DUA HATI

Rizki Ramadhana
Chapter #26

Sakit, ya? Sama dong.

“Re, kamu kelihatan makin kacau,” kata Dina pelan sambil menyerahkan secangkir kopi hangat kepada Re. Mereka duduk di ruang istirahat kantor, tempat yang biasa menjadi tempat pelarian Re dari kekacauan pikirannya. Dina, yang sudah lama mengenal Re, bisa melihat perubahan drastis dalam sikap dan raut wajahnya beberapa bulan terakhir. Meskipun Re mencoba menyembunyikan kegelisahannya, Dina bisa merasakan bahwa masalah yang dihadapinya semakin berat.


Re mengambil kopi itu tanpa berkata-kata, menatap cangkir di tangannya dengan tatapan kosong. Dina menunggu, memberinya ruang untuk berbicara lebih dulu, seperti yang selalu ia lakukan. Ia tahu bahwa Re sedang berada di titik terendah, terjebak antara keluarganya dan Hanna. Setiap kali Re terlihat seperti ini, Dina selalu berada di sampingnya, meskipun hatinya sendiri terus bergulat dengan perasaannya.


“Kamu tahu, Dina,” kata Re akhirnya, setelah beberapa saat terdiam, “Aku nggak tahu lagi harus bagaimana menghadapi semua ini. Sepertinya, setiap pilihan yang aku ambil akan melukai seseorang. Aku hanya ingin semuanya selesai.”


Dina mendengarkan dengan seksama, menahan keinginannya untuk menyela. Perasaannya terhadap Re sudah mulai tumbuh sejak lama, tapi ia selalu menjaga agar hubungan mereka tetap berada di zona aman—sebagai sahabat. Namun, semakin sering ia melihat Re terluka seperti ini, semakin sulit baginya untuk menyembunyikan perasaannya.

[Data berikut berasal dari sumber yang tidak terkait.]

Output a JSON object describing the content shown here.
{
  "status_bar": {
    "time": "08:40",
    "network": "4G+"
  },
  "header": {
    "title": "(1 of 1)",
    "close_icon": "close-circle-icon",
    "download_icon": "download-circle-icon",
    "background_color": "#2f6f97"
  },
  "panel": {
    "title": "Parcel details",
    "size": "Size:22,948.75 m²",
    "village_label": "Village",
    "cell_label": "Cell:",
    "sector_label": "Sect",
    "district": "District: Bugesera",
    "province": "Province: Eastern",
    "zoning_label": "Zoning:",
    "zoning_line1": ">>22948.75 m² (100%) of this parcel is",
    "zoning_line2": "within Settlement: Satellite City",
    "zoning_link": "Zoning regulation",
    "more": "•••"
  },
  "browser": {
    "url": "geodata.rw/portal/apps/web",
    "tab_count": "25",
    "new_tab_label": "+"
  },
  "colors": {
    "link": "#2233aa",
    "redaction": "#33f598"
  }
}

“Kamu nggak perlu menanggung semuanya sendirian, Re,” kata Dina, suaranya penuh kelembutan. “Aku selalu ada di sini buat kamu. Kamu tahu itu, kan?”

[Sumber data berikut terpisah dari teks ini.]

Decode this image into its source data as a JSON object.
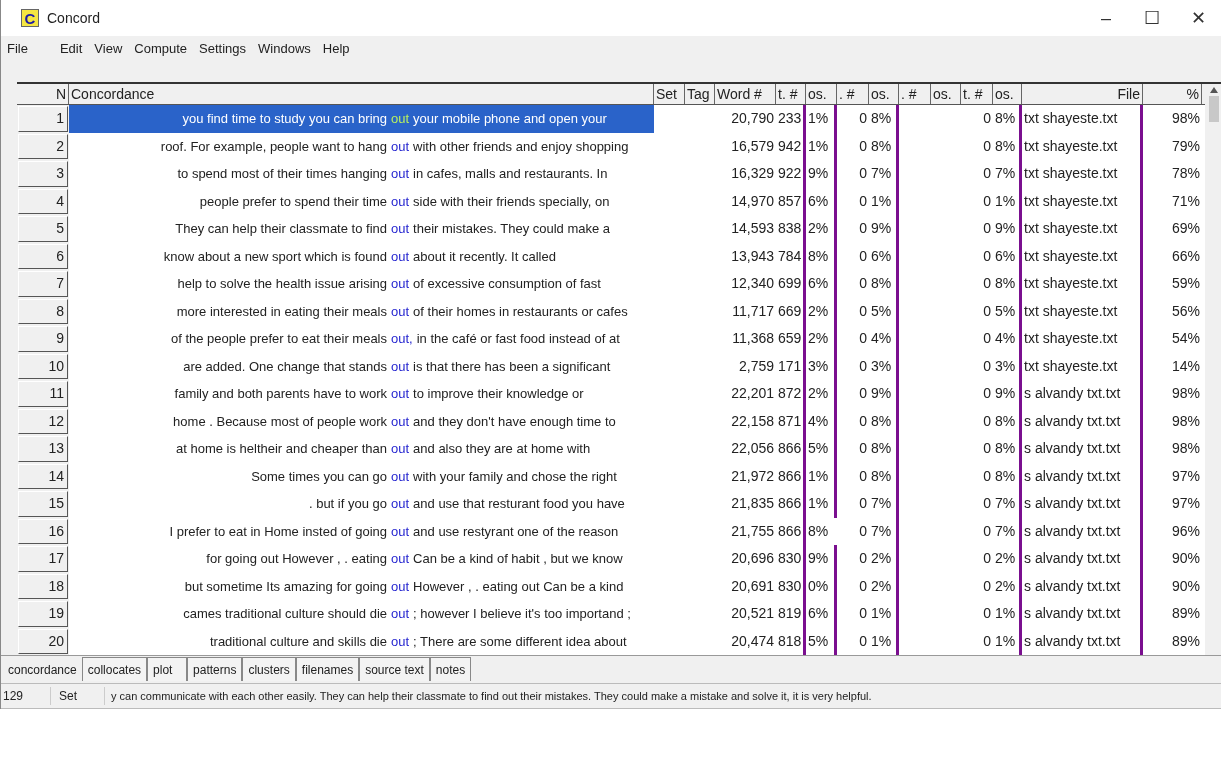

Re mengangguk, meskipun tatapannya masih kosong. “Aku tahu, Dina. Dan aku benar-benar bersyukur kamu selalu ada untuk aku. Aku nggak tahu bagaimana aku bisa melewati semua ini tanpa kamu.”


Kata-kata itu membuat hati Dina bergetar. Meskipun Re hanya mengatakannya sebagai sahabat, Dina tidak bisa mengabaikan perasaan yang tumbuh di dalam hatinya. Setiap kali Re berbicara dengan penuh syukur, setiap kali dia menunjukkan betapa dia menghargai keberadaan Dina, perasaan cinta yang Dina coba sembunyikan semakin sulit ditahan.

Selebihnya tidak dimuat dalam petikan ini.